There’s something magical about exploring the woods with children after a snowfall. What if I suggested looking for wildlife and building a snowman in the woods at the same time? And if you’re wondering about this combination, I’ll explain what inspired this idea for an adventure.
First of all you need woods covered in snow. Next step is to look for deer tracks as well as search for any other signs or sights of wildlife.
But…what’s the first thing children want to do after lots of snow? Roll balls of snow to make a snowman. So, forget about making one in the backyard, instead find a clearing in the woods near the animal tracks.
The first sight of thick snow on the ground and trees might make parents – like me – think about digging out the car and what to do with my kids at home on a ‘snow day.’ At least that’s what happened after a few blizzards when we were living in the Hamptons in New York State. Now we’re in the southeast of England my kids are just hoping for one snowfall this winter!
But we’ve been imagining and remembering the fun of a winter snowfall by reading Stranger in the Woods by Carl R. Sams II and Jean Stoick. This wildlife nature story for children was a huge hit and New York Times bestseller when it was published back in 1999. Soon it won a series of awards and a movie was made based on it. The story is told with actual real wildlife photographs rather than drawn illustrations – the authors are renowned professional wildlife photographers.
At first the animals in the book are all flustered as there’s a stranger in the woods. Even the owl calls out “Who-hoo’s in the woods?” The animals then meet the stranger – it’s the snowman. At the end of the story we find out that the snowman has been made by two children who’ve been hiding in the woods and watching the wildlife gather around it.

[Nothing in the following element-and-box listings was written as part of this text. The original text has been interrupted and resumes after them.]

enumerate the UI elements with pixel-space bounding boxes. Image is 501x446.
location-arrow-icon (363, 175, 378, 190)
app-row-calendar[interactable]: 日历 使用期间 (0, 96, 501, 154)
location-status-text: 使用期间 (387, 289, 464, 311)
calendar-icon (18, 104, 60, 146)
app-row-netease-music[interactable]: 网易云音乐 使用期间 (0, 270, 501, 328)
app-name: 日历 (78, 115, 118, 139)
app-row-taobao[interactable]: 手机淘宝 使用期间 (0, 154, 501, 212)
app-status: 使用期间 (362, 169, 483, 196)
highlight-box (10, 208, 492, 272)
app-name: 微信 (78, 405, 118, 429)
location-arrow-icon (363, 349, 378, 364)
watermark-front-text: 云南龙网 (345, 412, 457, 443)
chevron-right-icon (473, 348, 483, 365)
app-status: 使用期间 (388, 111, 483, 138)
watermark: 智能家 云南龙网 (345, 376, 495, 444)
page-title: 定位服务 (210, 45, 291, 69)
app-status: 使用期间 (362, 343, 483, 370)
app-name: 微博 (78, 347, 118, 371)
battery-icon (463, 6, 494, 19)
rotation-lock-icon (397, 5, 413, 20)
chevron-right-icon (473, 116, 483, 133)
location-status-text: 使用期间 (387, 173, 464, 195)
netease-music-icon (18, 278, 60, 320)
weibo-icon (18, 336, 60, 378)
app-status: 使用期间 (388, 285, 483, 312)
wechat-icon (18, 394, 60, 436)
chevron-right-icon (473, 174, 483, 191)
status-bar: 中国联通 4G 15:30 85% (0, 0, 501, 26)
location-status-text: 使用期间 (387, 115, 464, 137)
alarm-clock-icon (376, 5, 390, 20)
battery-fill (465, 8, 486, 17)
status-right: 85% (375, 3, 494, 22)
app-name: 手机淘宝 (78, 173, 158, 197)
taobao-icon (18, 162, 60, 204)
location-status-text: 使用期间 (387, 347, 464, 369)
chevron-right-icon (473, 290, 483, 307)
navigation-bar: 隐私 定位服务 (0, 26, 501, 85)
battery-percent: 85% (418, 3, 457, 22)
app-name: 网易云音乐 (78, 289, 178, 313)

Stranger in the Woods is a great way to inspire children to seek and observe wildlife in snow covered woods while having a lot of fun outdoors. Wildlife they might see in winter feature in the book including wild birds, a mouse, deer, a muskrat, and even a porcupine. After reading it, children will not only want to build a snowman in the woods but also bring along corn and wild bird seeds to spread over the snowman’s head and around its wide base. The finishing touch, of course, is a carrot for the nose.
(The three images above including the snowman and the owl are from Strangers in the Woods by Carl R.Sams II & Jean Stoick. The rest of the photographs I took while living in the Hamptons, NY, USA.)
The great thing about this book is that it’s not a fairy tale. It’s fiction but still a wildlife story that could happen in real life with kids.
In fact quite a few times when we lived in the Hamptons, we indeed did go and explore the snow covered woods and catch sight of deer staring back at us through the trees. Perhaps they were wondering why there were strangers in their woods?
However, since reading Stranger in the Woods, my kids don’t just want to go for a walk in the woods, they also want to find a clearing in the middle of it and build a snowman covered in treats. Not surprisingly they’re also impatiently waiting for a major snowfall like we had so many times in the past in the Hamptons!